Explore your options, in other words.

Pachy's avatar

Never do business with any buyer who offers to pay you extra money via PayPal if you’ll ship your item to someone in or out of the country. It’s a classic scam, and falling for it once taught me this invaluable lesson. As @jaytkay wisely advises, always accept cash, and only in person in a public place.

JLeslie's avatar

Looks like you have some good advice above. I’ll add that used books and CD’s are best sold on

Stay safe. If the person is coming to your home have someone else there or have a friend who expects your call at a certain time and they know something is wrong if you don’t call. The trick is if you happen to forget, they can call you, but then you either have a secret code word that everything is ok, or they don’t know your ok unless you call them right back. A bad guy might let you take a call, but they are not going to let you make a call. When we sold somthing on Craigslist it took about ten minutes to already have three people very interested, it was incredible. I don’t know how typical that is.
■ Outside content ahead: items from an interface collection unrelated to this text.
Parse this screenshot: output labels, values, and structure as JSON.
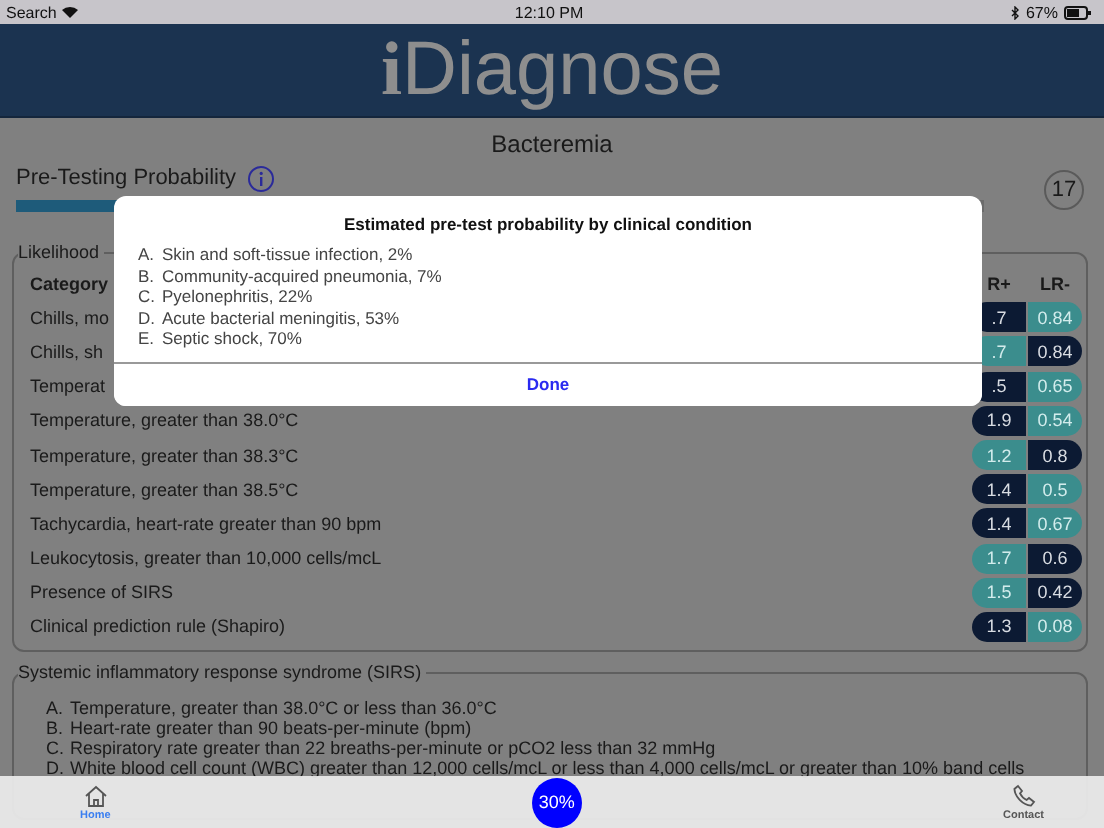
{
  "status_bar": {
    "back": "Search",
    "time": "12:10 PM",
    "battery": "67%"
  },
  "header": {
    "logo_i": "i",
    "logo_rest": "Diagnose"
  },
  "page_title": "Bacteremia",
  "pretest": {
    "label": "Pre-Testing Probability",
    "level": 0.3,
    "count": "17"
  },
  "likelihood": {
    "legend": "Likelihood",
    "columns": [
      "Category",
      "R+",
      "LR-"
    ],
    "rows": [
      {
        "label": "Chills, mo",
        "lr_plus": {
          "value": ".7",
          "selected": true
        },
        "lr_minus": {
          "value": "0.84",
          "selected": false
        }
      },
      {
        "label": "Chills, sh",
        "lr_plus": {
          "value": ".7",
          "selected": false
        },
        "lr_minus": {
          "value": "0.84",
          "selected": true
        }
      },
      {
        "label": "Temperat",
        "lr_plus": {
          "value": ".5",
          "selected": true
        },
        "lr_minus": {
          "value": "0.65",
          "selected": false
        }
      },
      {
        "label": "Temperature, greater than 38.0°C",
        "lr_plus": {
          "value": "1.9",
          "selected": true
        },
        "lr_minus": {
          "value": "0.54",
          "selected": false
        }
      },
      {
        "label": "Temperature, greater than 38.3°C",
        "lr_plus": {
          "value": "1.2",
          "selected": false
        },
        "lr_minus": {
          "value": "0.8",
          "selected": true
        }
      },
      {
        "label": "Temperature, greater than 38.5°C",
        "lr_plus": {
          "value": "1.4",
          "selected": true
        },
        "lr_minus": {
          "value": "0.5",
          "selected": false
        }
      },
      {
        "label": "Tachycardia, heart-rate greater than 90 bpm",
        "lr_plus": {
          "value": "1.4",
          "selected": true
        },
        "lr_minus": {
          "value": "0.67",
          "selected": false
        }
      },
      {
        "label": "Leukocytosis, greater than 10,000 cells/mcL",
        "lr_plus": {
          "value": "1.7",
          "selected": false
        },
        "lr_minus": {
          "value": "0.6",
          "selected": true
        }
      },
      {
        "label": "Presence of SIRS",
        "lr_plus": {
          "value": "1.5",
          "selected": false
        },
        "lr_minus": {
          "value": "0.42",
          "selected": true
        }
      },
      {
        "label": "Clinical prediction rule (Shapiro)",
        "lr_plus": {
          "value": "1.3",
          "selected": true
        },
        "lr_minus": {
          "value": "0.08",
          "selected": false
        }
      }
    ]
  },
  "sirs": {
    "legend": "Systemic inflammatory response syndrome (SIRS)",
    "items": [
      {
        "letter": "A.",
        "text": "Temperature, greater than 38.0°C or less than 36.0°C"
      },
      {
        "letter": "B.",
        "text": "Heart-rate greater than 90 beats-per-minute (bpm)"
      },
      {
        "letter": "C.",
        "text": "Respiratory rate greater than 22 breaths-per-minute or pCO2 less than 32 mmHg"
      },
      {
        "letter": "D.",
        "text": "White blood cell count (WBC) greater than 12,000 cells/mcL or less than 4,000 cells/mcL or greater than 10% band cells"
      }
    ]
  },
  "dialog": {
    "title": "Estimated pre-test probability by clinical condition",
    "items": [
      {
        "letter": "A.",
        "text": "Skin and soft-tissue infection, 2%"
      },
      {
        "letter": "B.",
        "text": "Community-acquired pneumonia, 7%"
      },
      {
        "letter": "C.",
        "text": "Pyelonephritis, 22%"
      },
      {
        "letter": "D.",
        "text": "Acute bacterial meningitis, 53%"
      },
      {
        "letter": "E.",
        "text": "Septic shock, 70%"
      }
    ],
    "button": "Done"
  },
  "tab_bar": {
    "tabs": [
      {
        "label": "Home",
        "kind": "home",
        "selected": true
      },
      {
        "label": "Contact",
        "kind": "contact",
        "selected": false
      }
    ],
    "center": "30%"
  }
}
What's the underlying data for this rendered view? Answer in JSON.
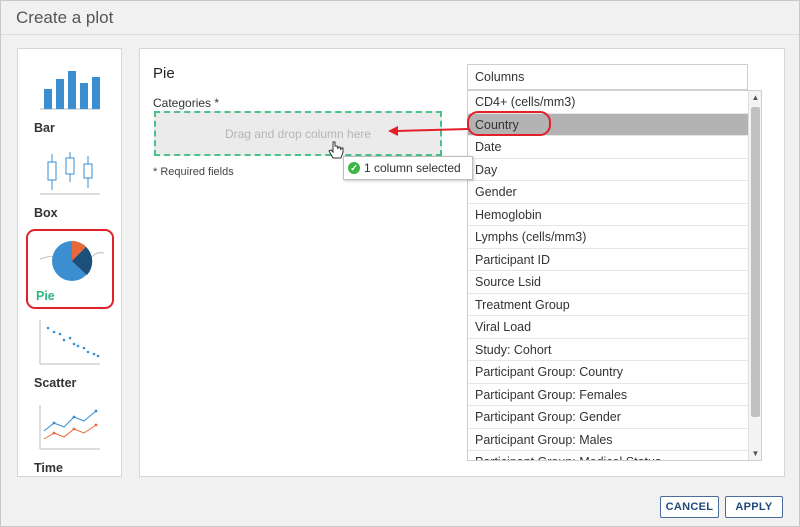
{
  "dialog": {
    "title": "Create a plot"
  },
  "chart_types": [
    {
      "label": "Bar",
      "icon": "bar-chart-icon"
    },
    {
      "label": "Box",
      "icon": "box-plot-icon"
    },
    {
      "label": "Pie",
      "icon": "pie-chart-icon",
      "selected": true
    },
    {
      "label": "Scatter",
      "icon": "scatter-plot-icon"
    },
    {
      "label": "Time",
      "icon": "time-chart-icon"
    }
  ],
  "main": {
    "heading": "Pie",
    "categories_label": "Categories *",
    "dropzone_text": "Drag and drop column here",
    "required_note": "* Required fields"
  },
  "columns": {
    "header": "Columns",
    "items": [
      "CD4+ (cells/mm3)",
      "Country",
      "Date",
      "Day",
      "Gender",
      "Hemoglobin",
      "Lymphs (cells/mm3)",
      "Participant ID",
      "Source Lsid",
      "Treatment Group",
      "Viral Load",
      "Study: Cohort",
      "Participant Group: Country",
      "Participant Group: Females",
      "Participant Group: Gender",
      "Participant Group: Males",
      "Participant Group: Medical Status"
    ],
    "highlighted": "Country"
  },
  "drag_tooltip": {
    "text": "1 column selected",
    "icon": "check-circle-icon"
  },
  "buttons": {
    "cancel": "CANCEL",
    "apply": "APPLY"
  },
  "colors": {
    "accent_green": "#2eb67d",
    "annotation_red": "#e0212c",
    "button_blue": "#22497a",
    "pie_blue": "#3b8fd0",
    "pie_orange": "#e8683a",
    "pie_navy": "#1c4f7a"
  }
}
Think about having an estate sale or garage sale. Take a small ad out in the local paper to advertise it.

If you have trouble selling something don’t forget you can donate things for either a tax write off, or just because it might be a nice thing to do. Children of friends just starting out and in need of things, new immigrants to the country (you can look for the same background as yourself if you are so inclined).

2davidc8's avatar

OK, duly noted. Thank you, everybody!